Why Private Market Dealmakers Are Pivoting To Credibility

May 14, 2026 | Conferences & Events, Company News

At last month’s ACG DealMAX conference in Las Vegas, we heard a somewhat surprising but perhaps fair question more than once. “Why is a PR firm here?”

DealMAX is one of the largest annual gatherings in the middle-market deal ecosystem. While there are panels and parties to attend and piles of business cards to bring home, the driving force of the event is always the private equity version of speed dating. This year it consisted of more than 21,000 face-to-face meetings, in which getting deals done is first, second, and third on the agenda. Private equity sponsors, lenders, investment bankers, family offices, and founder-led businesses were all talking about deal flow, debt markets, valuation gaps and whether anyone could guess what the Fed was going to do next. That said, there was little pretense regarding why everyone was there. 
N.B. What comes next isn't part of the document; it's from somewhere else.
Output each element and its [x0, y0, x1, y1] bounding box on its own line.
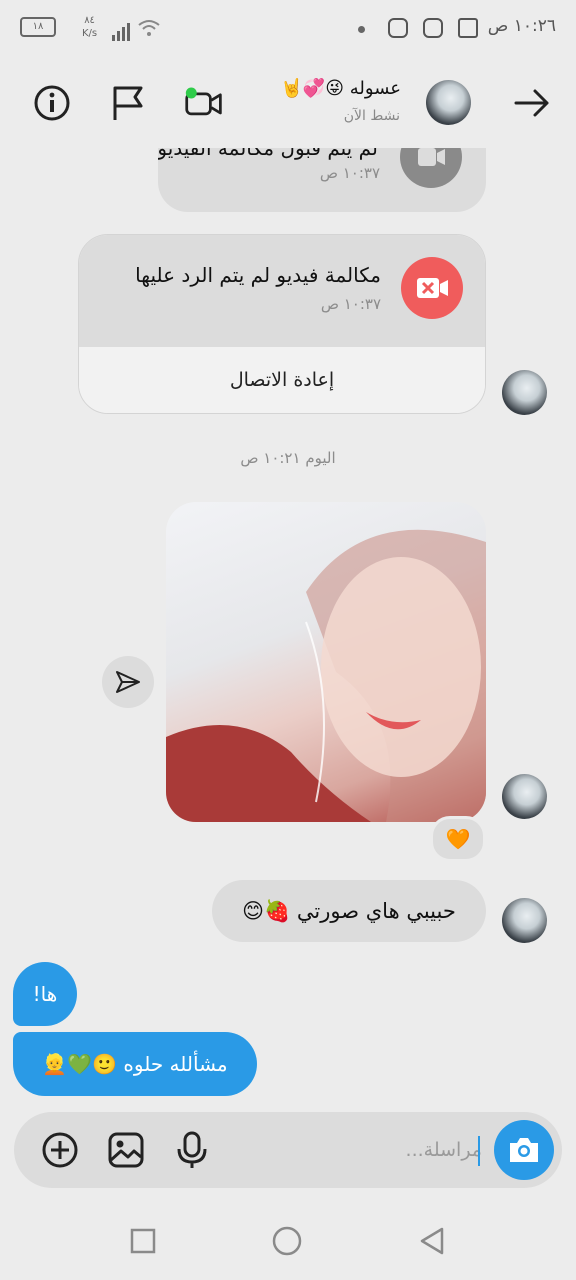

So yes, to a casual observer, PR professionals might seem a little out of place. But attendees only needed to listen to the many panel discussions regarding delayed exits, fundraising pressures, cautious lenders and seven-year holds, to understand why folks like us choose to attend. In today’s challenging marketplace, communications is a key part of the value creation playbook.

Communications in the private market ecosystem

During the easy-money era, firms could rely on abundant capital and leverage, and multiple expansion, to drive returns. A well-performing company with access to financing could usually find a buyer. The math did a lot of the heavy lifting. That is certainly not the case today.

Everyone is trying to figure out how to stand out in a market where access to capital alone is no longer a differentiator.  When every private equity firm says it is “operationally focused,” every lender claims to be “relationship-driven,” and every portfolio company says it is “well positioned for growth,” those words stop meaning as much.

An interesting undercurrent throughout the conference was how often conversations have drifted away from financial engineering and toward credibility, positioning and trust. Buyers are scrutinizing “adjusted EBITDA” more carefully than they did a few years ago. Multiple speakers acknowledged the market has become less willing to underwrite hypothetical growth and more focused on durable performance, real cash flow and management quality. Narrative matters, but it has to be believable and supportable.

That shift changes how and when firms should be thinking about communications. Fundraising is an obvious example. While more firms are competing for capital, LPs are becoming increasingly selective. In this environment, visibility and thought leadership are no longer “nice to have” marketing exercises. Firms want, and need, to demonstrate expertise in verticals, such as healthcare, industrials, private credit or consumer. They need to show they understand the market, are well-connected in their focus verticals, and not just participate in it. That is part of the reason many private market firms are investing more heavily in executive visibility, media strategy and content.

The same dynamic is happening in deal sourcing, as founder-owned businesses are increasingly seeking more than capital. They want guidance, operational support and confidence that the buyer sitting across the table understands their industry, culture and long-term goals. At DealMAX, several panelists discussed how founders are paying closer attention to reputation and alignment during sale processes, especially in the lower middle market. As much as ever, market perception influences who gets invited into the room and what results from that conversation.

Another theme from the conference was that operational value creation is more important in a market where leverage and multiple expansion are less reliable. Speakers talked about the imperatives of technology implementation, customer acquisition, employee retention and operational efficiency, all of which should be demonstrated and communicated regularly. 

Whether a firm is integrating acquisitions, repositioning a company, entering a new market or trying to retain talent during a five-to-seven-year hold, messaging is critically important. Employees need clarity. Customers need reassurance. Buyers need confidence. Lenders need transparency.

Building credibility

As with most of the DealMax panel discussions, this blog wouldn’t be complete without a discussion of AI. There was no shortage of conversations about disruption, automation and productivity as investors try to determine which companies have a cogent plan to harness the power of AI and which companies are simply sprinkling “AI-enabled” into every pitch deck. The difference between the two is credibility, which is built over time through consistent positioning, thoughtful leadership, strong messaging and market visibility.

PR professionals like us belong at DealMAX because reputation, trust and differentiation are increasingly important in a slower, more competitive and more selective private markets environment. The firms that communicate clearly are often the firms perceived to be more credible. The firms that look more credible are often the firms that get the meetings, attract capital, and get deals done. They are also those that foster confidence during periods of uncertainty.